Cross-validation is an effective technique to mitigate the selection bias one creates when training their model of one part of the dataset and evaluating on a different part. It is usually applied in model selection, such that the model is not optimized for the specific data split selected, but generalizes well across different possible splits. Currently, Lightning-Boost provides support for basic k-fold cross-validation, but can be extended by custom implementations, e.g., for time-series problems.

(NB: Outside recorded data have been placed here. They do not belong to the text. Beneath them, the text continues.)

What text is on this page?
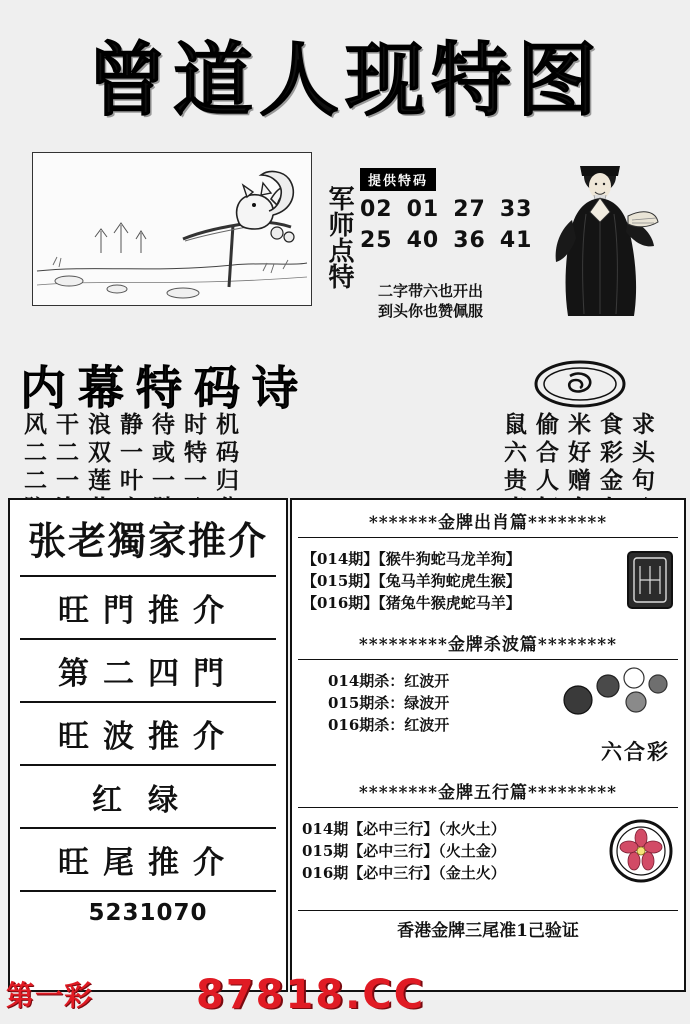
曾道人现特图
军师点特
提供特码
02 01 27 33
25 40 36 41
二字带六也开出
到头你也赞佩服
内幕特码诗
风干浪静待时机	鼠偷米食求
二二双一或特码	六合好彩头
二一莲叶一一归	贵人赠金句
张老獨家推介
旺門推介
第二四門
旺波推介
红绿
旺尾推介
5231070
*******金牌出肖篇********
【014期】【猴牛狗蛇马龙羊狗】
【015期】【兔马羊狗蛇虎生猴】
【016期】【猪兔牛猴虎蛇马羊】
*********金牌杀波篇********
014期杀：红波开
015期杀：绿波开
016期杀：红波开
六合彩
********金牌五行篇*********
014期【必中三行】（水火土）
015期【必中三行】（火土金）
016期【必中三行】（金土火）
香港金牌三尾准1己验证
第一彩	87818.CC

Given a working implementation in the Lightning-Boost framework (e.g., our MNIST example), we have almost everything it takes to perform cross-validation. In fact, we only need to specify the following arguments in the CLI:

--num_folds: The number of folds (k) in k-fold cross-validation.
--fold_index: The fold index in k-fold cross-validation (starting at 0).
--fold_seed: The random number generator seed used to permute the data items identically across several runs with different fold indices. Otherwise, folds would potentially overlap.

In addition, it is useful, but not necessary to specify the arguments --log_name and --log_version as well. They represent the names of directories, where logs are saved during a run. A recommended disignation is an experiment-specific name for --log_name and fold_{k} for --log_version, where {k} is to be replaced by the fold index.

For example, given a working config.yaml, we can perform 5-fold cross-validation and train our model on the second fold with seed 42 and log name cv_test using the following command:

$ python main.py fit --config=config.yaml \
    --num_folds=5 --fold_index=1 --fold_seed=42 \
    --log_name=cv_test --log_version=fold_1

When k models have been fitted to the respective dataset folds, we can either evaluate them on the hold-out validation splits or the test dataset using the subcommands validate and test instead of fit, respectively.

Last, if one needs to implement their custom routines to generate folds in cross-validation, they might want to override the methods determine_cv_indices(), determine_fold_len(), and get_cv_train_val_split(). For details, we refer to the documentation of the datamodule class.